Alors que, selon Williamson, les choix organisationnels d’une firme sont déterminés par la spécificité de ses actifs, on peut très bien affirmer que, à l’inverse, c’est la structure de la firme qui détermine ses spécificités (Guilhon et Gianfaldoni, 1990). Suivant Chandler (1977), on pourrait argumenter que certaines entreprises (comme les producteurs automobiles aux Etats Unis) se sont développées par croissance interne (et non par intégration verticale) afin d’exploiter les compétences spécifiques qu’elles avaient accumulées (et non pour réaliser des économies de coûts de transaction). Dans la réalité, la causalité opère souvent dans les deux sens: si la structure doit s’adapter à la stratégie, cette dernière dépend également de la structure existante. De la même façon, la compétence distinctive acquise en certains domaines peut devenir le facteur principal de choix des investissements d’une firme, tout en négligeant le calcul économique où des décisions économiques peuvent par la suite engendrer le développement d’une compétence spécifique.

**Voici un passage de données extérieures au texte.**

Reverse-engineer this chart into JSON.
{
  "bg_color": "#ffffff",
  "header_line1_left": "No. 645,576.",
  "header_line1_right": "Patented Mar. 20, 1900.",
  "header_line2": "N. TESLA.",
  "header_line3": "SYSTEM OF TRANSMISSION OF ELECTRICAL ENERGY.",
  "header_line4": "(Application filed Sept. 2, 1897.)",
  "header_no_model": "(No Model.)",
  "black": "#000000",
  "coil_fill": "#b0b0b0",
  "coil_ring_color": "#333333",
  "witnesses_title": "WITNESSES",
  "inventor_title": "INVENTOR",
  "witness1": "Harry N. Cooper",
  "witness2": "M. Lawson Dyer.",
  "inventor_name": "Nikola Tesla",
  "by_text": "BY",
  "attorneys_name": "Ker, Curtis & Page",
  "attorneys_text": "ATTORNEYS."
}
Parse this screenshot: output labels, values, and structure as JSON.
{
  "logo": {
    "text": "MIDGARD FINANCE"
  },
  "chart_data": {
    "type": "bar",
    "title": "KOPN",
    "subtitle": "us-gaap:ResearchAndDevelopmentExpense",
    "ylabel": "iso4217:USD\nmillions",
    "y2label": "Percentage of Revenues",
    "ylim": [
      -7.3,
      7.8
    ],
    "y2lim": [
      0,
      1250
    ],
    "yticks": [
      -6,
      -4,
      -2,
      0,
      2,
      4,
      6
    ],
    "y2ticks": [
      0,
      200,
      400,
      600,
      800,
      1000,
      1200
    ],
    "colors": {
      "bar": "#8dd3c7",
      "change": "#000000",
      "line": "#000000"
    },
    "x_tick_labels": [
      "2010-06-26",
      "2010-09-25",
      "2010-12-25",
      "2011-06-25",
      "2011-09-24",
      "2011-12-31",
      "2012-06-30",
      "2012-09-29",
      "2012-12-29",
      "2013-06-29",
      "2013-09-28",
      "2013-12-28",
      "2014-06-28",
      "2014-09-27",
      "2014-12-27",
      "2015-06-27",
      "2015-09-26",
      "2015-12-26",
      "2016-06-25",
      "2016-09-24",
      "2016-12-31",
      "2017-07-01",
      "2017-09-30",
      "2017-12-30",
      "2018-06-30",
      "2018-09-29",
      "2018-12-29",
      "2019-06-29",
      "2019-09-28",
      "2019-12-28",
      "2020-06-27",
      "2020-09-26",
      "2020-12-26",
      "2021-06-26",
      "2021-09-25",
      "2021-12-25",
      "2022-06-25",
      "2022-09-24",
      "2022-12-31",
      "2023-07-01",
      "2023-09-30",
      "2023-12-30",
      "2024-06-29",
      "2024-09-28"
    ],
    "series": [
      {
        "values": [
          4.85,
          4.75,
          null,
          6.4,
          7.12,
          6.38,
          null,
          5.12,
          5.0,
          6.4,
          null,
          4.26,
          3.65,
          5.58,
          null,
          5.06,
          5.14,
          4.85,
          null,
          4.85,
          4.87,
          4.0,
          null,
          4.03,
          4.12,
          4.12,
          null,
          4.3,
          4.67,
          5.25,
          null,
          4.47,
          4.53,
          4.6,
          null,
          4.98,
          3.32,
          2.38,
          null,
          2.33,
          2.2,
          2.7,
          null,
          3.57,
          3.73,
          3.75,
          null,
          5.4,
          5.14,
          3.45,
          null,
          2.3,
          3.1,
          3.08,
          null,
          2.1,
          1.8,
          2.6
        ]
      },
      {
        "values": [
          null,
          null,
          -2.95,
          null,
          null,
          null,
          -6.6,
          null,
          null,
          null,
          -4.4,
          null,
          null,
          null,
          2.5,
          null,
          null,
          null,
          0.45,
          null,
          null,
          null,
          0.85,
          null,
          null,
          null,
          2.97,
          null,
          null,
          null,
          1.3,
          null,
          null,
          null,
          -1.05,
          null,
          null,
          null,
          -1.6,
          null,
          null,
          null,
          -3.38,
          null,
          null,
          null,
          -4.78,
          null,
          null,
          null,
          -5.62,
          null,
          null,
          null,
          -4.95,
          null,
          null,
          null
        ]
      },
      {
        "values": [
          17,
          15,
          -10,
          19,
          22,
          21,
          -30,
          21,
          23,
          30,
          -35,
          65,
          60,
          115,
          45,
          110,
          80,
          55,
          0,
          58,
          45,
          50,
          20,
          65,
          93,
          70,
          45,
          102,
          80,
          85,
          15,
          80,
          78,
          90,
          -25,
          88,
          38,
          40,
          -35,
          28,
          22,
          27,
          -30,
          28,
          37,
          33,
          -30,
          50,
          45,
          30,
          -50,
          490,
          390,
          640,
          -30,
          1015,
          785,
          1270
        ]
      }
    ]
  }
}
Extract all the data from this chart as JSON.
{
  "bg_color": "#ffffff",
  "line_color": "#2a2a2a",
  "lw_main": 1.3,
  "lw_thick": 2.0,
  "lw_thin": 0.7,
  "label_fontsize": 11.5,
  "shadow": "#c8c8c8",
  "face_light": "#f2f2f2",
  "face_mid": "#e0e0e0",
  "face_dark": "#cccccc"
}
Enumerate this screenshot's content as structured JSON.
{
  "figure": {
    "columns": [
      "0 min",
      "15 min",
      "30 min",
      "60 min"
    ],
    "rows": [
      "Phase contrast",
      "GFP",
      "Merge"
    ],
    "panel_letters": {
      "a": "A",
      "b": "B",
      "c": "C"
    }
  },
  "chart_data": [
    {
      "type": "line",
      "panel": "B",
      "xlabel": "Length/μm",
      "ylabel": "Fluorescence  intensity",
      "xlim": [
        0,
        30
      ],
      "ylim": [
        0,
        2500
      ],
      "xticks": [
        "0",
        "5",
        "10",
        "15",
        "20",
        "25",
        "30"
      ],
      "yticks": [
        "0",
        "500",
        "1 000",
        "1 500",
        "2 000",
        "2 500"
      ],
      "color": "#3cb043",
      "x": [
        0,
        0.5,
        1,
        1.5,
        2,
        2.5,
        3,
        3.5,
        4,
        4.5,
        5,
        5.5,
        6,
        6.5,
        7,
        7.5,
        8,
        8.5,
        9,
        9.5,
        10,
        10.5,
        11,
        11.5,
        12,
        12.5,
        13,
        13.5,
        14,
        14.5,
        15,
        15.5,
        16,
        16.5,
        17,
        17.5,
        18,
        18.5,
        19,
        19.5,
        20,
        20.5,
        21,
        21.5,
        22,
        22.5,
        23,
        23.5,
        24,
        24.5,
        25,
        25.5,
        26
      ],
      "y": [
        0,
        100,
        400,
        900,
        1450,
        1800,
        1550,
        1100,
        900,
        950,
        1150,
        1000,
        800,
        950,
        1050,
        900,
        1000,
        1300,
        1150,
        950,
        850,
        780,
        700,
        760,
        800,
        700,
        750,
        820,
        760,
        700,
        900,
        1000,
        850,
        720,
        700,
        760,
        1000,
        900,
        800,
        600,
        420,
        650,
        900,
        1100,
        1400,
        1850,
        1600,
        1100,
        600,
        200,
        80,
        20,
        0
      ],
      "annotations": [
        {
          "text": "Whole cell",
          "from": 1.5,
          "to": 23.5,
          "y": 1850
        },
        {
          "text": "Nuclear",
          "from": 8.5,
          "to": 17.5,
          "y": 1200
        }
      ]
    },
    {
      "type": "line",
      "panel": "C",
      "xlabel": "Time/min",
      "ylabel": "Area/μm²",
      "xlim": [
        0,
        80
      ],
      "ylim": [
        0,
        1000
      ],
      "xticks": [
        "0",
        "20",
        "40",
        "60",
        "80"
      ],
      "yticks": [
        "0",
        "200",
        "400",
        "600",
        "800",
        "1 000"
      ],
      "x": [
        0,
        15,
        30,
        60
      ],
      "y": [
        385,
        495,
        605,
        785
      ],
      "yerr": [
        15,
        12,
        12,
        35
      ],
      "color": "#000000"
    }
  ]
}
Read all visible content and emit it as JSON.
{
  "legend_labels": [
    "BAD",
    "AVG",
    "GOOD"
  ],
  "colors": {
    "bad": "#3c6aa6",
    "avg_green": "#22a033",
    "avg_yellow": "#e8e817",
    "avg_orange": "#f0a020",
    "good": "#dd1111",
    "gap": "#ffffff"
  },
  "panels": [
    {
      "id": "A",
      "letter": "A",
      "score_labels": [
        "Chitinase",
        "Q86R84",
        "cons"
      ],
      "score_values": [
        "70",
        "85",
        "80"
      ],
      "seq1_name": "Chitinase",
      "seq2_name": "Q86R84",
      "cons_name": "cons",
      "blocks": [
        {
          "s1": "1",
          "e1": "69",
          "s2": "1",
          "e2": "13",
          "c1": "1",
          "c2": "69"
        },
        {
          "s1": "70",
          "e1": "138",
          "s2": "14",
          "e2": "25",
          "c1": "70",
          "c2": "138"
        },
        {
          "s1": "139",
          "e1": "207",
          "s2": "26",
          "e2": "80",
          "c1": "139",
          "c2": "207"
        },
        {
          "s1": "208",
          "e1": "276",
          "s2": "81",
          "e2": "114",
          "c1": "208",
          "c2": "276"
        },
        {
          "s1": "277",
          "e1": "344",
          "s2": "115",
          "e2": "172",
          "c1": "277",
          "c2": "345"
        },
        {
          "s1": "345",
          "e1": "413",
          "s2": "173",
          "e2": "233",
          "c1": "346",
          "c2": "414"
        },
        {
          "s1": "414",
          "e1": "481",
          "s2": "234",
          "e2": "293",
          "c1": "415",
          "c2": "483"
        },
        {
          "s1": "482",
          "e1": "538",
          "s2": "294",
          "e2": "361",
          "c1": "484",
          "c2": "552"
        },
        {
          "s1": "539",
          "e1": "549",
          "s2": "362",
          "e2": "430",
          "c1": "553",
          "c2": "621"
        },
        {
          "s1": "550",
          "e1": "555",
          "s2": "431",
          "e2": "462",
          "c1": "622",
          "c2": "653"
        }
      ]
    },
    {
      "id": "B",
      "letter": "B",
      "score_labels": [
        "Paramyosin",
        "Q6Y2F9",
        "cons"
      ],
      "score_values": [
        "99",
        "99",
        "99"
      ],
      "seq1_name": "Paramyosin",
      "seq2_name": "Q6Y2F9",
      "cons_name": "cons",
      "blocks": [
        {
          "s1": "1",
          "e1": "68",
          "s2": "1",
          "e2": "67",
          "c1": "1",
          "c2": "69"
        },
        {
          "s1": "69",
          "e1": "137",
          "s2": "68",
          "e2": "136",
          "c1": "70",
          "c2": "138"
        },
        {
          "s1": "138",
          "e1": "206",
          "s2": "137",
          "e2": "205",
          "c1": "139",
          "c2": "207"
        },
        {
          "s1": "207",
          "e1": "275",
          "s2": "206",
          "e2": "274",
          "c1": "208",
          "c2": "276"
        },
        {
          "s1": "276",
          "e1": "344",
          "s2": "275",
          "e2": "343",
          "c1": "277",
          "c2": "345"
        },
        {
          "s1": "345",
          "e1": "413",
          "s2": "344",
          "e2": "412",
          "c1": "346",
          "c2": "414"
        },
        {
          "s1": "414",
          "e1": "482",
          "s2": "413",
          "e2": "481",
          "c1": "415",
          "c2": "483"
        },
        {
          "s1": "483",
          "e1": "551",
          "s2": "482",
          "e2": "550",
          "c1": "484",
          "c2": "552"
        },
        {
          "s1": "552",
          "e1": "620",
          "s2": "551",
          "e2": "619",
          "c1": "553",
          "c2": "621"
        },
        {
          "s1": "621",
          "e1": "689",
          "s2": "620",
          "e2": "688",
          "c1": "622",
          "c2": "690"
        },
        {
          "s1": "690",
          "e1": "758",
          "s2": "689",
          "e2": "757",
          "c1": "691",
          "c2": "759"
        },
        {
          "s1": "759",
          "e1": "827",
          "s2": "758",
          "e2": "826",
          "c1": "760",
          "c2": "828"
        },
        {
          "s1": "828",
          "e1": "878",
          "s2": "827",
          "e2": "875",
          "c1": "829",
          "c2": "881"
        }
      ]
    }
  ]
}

L’interaction entre ces dimensions différentes génère une forme de dynamisme en termes de choix de gouvernance de la part des firmes. Par contre, la TCT suppose implicitement que seulement les formes de gouvernance les plus efficientes survivent à long terme ; cependant la théorie n'explique pas comment la transition a lieu d'une forme à une autre (Noorderhaven, 1995). Par exemple, un rapport occasionnel entre un industriel et un PSL peut se développer dans un rapport à long terme basé sur la confiance réciproque (forme hybride). Dans ce cas, les agents apprennent progressivement à connaître chacun les préférences et les routines administratives de l'autre. Il ne s’agit pas d'une transformation abrupte et radicale comme dans le cas d'un investissement dans un actif physique (machines et bâtiments). Ainsi, les parties ne se rendent pas forcement compte que des sauvegardes deviennent nécessaires (en accord avec la TCT), puisque les changements se manifestent de façon incrémentale.